= Laban Ainsworth =

American clergyman and pastor

Laban Ainsworth (July 19, 1757 - March 17, 1858) was an American clergyman and pastor. He holds the record for the longest serving pastorate in American history. He served as pastor in Jaffrey, New Hampshire from 1782 to 1858, a period of 76 years.

==Biography==
Laban Ainsworth was born in Woodstock, Connecticut on July 19, 1757, to Captain William Ainsworth and his wife, Mary Ainsworth. As a result of suffering a severe attack of scarlet fever in childhood, young Laban's right arm became withered and "nearly useless to him for life." As a result of this disability, he was able to focus on his education. While he hoped to enter Harvard College in 1775, the outbreak of the American Revolutionary War prevented him from doing this and instead caused him to attend Dartmouth College—from which he graduated in 1778.

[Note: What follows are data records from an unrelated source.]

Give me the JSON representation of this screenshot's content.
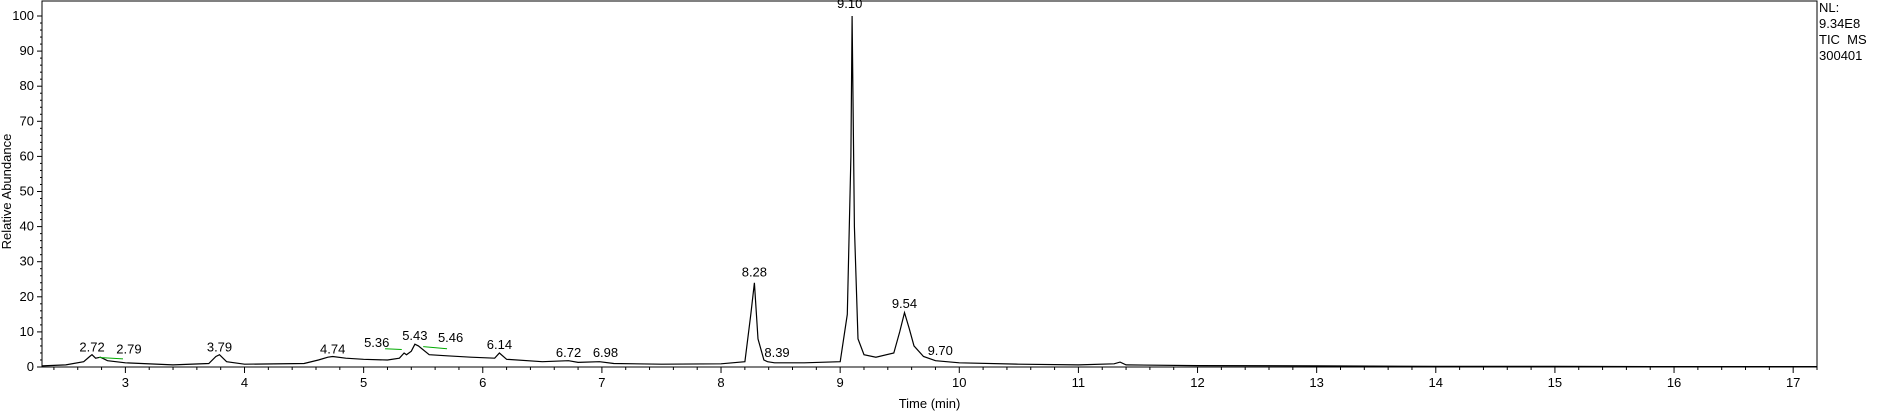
{
  "info": {
    "nl_label": "NL:",
    "nl_value": "9.34E8",
    "scan_filter": "TIC  MS",
    "file_id": "300401"
  },
  "chart_data": {
    "type": "line",
    "title": "",
    "xlabel": "Time (min)",
    "ylabel": "Relative Abundance",
    "xlim": [
      2.3,
      17.2
    ],
    "ylim": [
      0,
      100
    ],
    "x_ticks": [
      3,
      4,
      5,
      6,
      7,
      8,
      9,
      10,
      11,
      12,
      13,
      14,
      15,
      16,
      17
    ],
    "y_ticks": [
      0,
      10,
      20,
      30,
      40,
      50,
      60,
      70,
      80,
      90,
      100
    ],
    "grid": false,
    "line_color": "#000000",
    "baseline_color": "#00aa00",
    "series": [
      {
        "x": [
          2.3,
          2.5,
          2.65,
          2.7,
          2.72,
          2.75,
          2.79,
          2.85,
          3.0,
          3.4,
          3.7,
          3.76,
          3.79,
          3.85,
          4.0,
          4.5,
          4.62,
          4.7,
          4.74,
          4.85,
          5.0,
          5.2,
          5.3,
          5.34,
          5.36,
          5.4,
          5.43,
          5.46,
          5.55,
          5.7,
          5.9,
          6.1,
          6.14,
          6.2,
          6.5,
          6.72,
          6.8,
          6.98,
          7.1,
          7.5,
          8.0,
          8.2,
          8.25,
          8.28,
          8.31,
          8.36,
          8.39,
          8.45,
          8.7,
          9.0,
          9.06,
          9.09,
          9.1,
          9.12,
          9.15,
          9.2,
          9.3,
          9.45,
          9.5,
          9.54,
          9.58,
          9.62,
          9.7,
          9.8,
          10.0,
          10.5,
          11.0,
          11.3,
          11.35,
          11.4,
          12.0,
          13.0,
          14.0,
          15.0,
          16.0,
          17.2
        ],
        "y": [
          0.3,
          0.6,
          1.5,
          3.0,
          3.5,
          2.5,
          2.8,
          1.8,
          1.2,
          0.6,
          1.0,
          3.0,
          3.5,
          1.5,
          0.8,
          1.0,
          2.0,
          2.8,
          3.0,
          2.5,
          2.2,
          2.0,
          2.5,
          4.0,
          3.5,
          4.5,
          6.5,
          6.0,
          3.5,
          3.2,
          2.8,
          2.5,
          4.0,
          2.2,
          1.5,
          1.8,
          1.3,
          1.5,
          1.0,
          0.8,
          0.9,
          1.5,
          15.0,
          24.0,
          8.0,
          2.0,
          1.5,
          1.2,
          1.2,
          1.5,
          15.0,
          60.0,
          100.0,
          40.0,
          8.0,
          3.5,
          2.8,
          4.0,
          10.0,
          15.5,
          11.0,
          6.0,
          3.0,
          1.8,
          1.2,
          0.8,
          0.6,
          0.9,
          1.4,
          0.6,
          0.4,
          0.3,
          0.2,
          0.2,
          0.1,
          0.1
        ]
      }
    ],
    "peak_labels": [
      {
        "text": "2.72",
        "x": 2.72,
        "y": 3.5
      },
      {
        "text": "2.79",
        "x": 3.03,
        "y": 3.0
      },
      {
        "text": "3.79",
        "x": 3.79,
        "y": 3.5
      },
      {
        "text": "4.74",
        "x": 4.74,
        "y": 3.0
      },
      {
        "text": "5.36",
        "x": 5.11,
        "y": 4.8
      },
      {
        "text": "5.43",
        "x": 5.43,
        "y": 6.8
      },
      {
        "text": "5.46",
        "x": 5.73,
        "y": 6.3
      },
      {
        "text": "6.14",
        "x": 6.14,
        "y": 4.3
      },
      {
        "text": "6.72",
        "x": 6.72,
        "y": 2.0
      },
      {
        "text": "6.98",
        "x": 7.03,
        "y": 2.0
      },
      {
        "text": "8.28",
        "x": 8.28,
        "y": 25.0
      },
      {
        "text": "8.39",
        "x": 8.47,
        "y": 2.0
      },
      {
        "text": "9.10",
        "x": 9.08,
        "y": 101.5
      },
      {
        "text": "9.54",
        "x": 9.54,
        "y": 16.0
      },
      {
        "text": "9.70",
        "x": 9.84,
        "y": 2.5
      }
    ],
    "integration_baselines": [
      {
        "x1": 2.78,
        "y1": 2.7,
        "x2": 2.98,
        "y2": 2.3
      },
      {
        "x1": 5.18,
        "y1": 5.2,
        "x2": 5.32,
        "y2": 5.0
      },
      {
        "x1": 5.5,
        "y1": 5.8,
        "x2": 5.7,
        "y2": 5.2
      }
    ]
  }
}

At Stockbridge, Massachusetts, he studied theology under the guidance of Reverend Stephen West. He also preached for two years at Spencertown, New York, where he served as a chaplain for a few months with Major McKinstry's Corps in the American Revolutionary Army. In 1782, he became pastor of Jaffrey, New Hampshire—a position that he held until his death 76 years later at age 100. In 1787, he married Mary Minot (1761–1845) and had two children with her, Sarah (1789–1857) and William (1792–1842).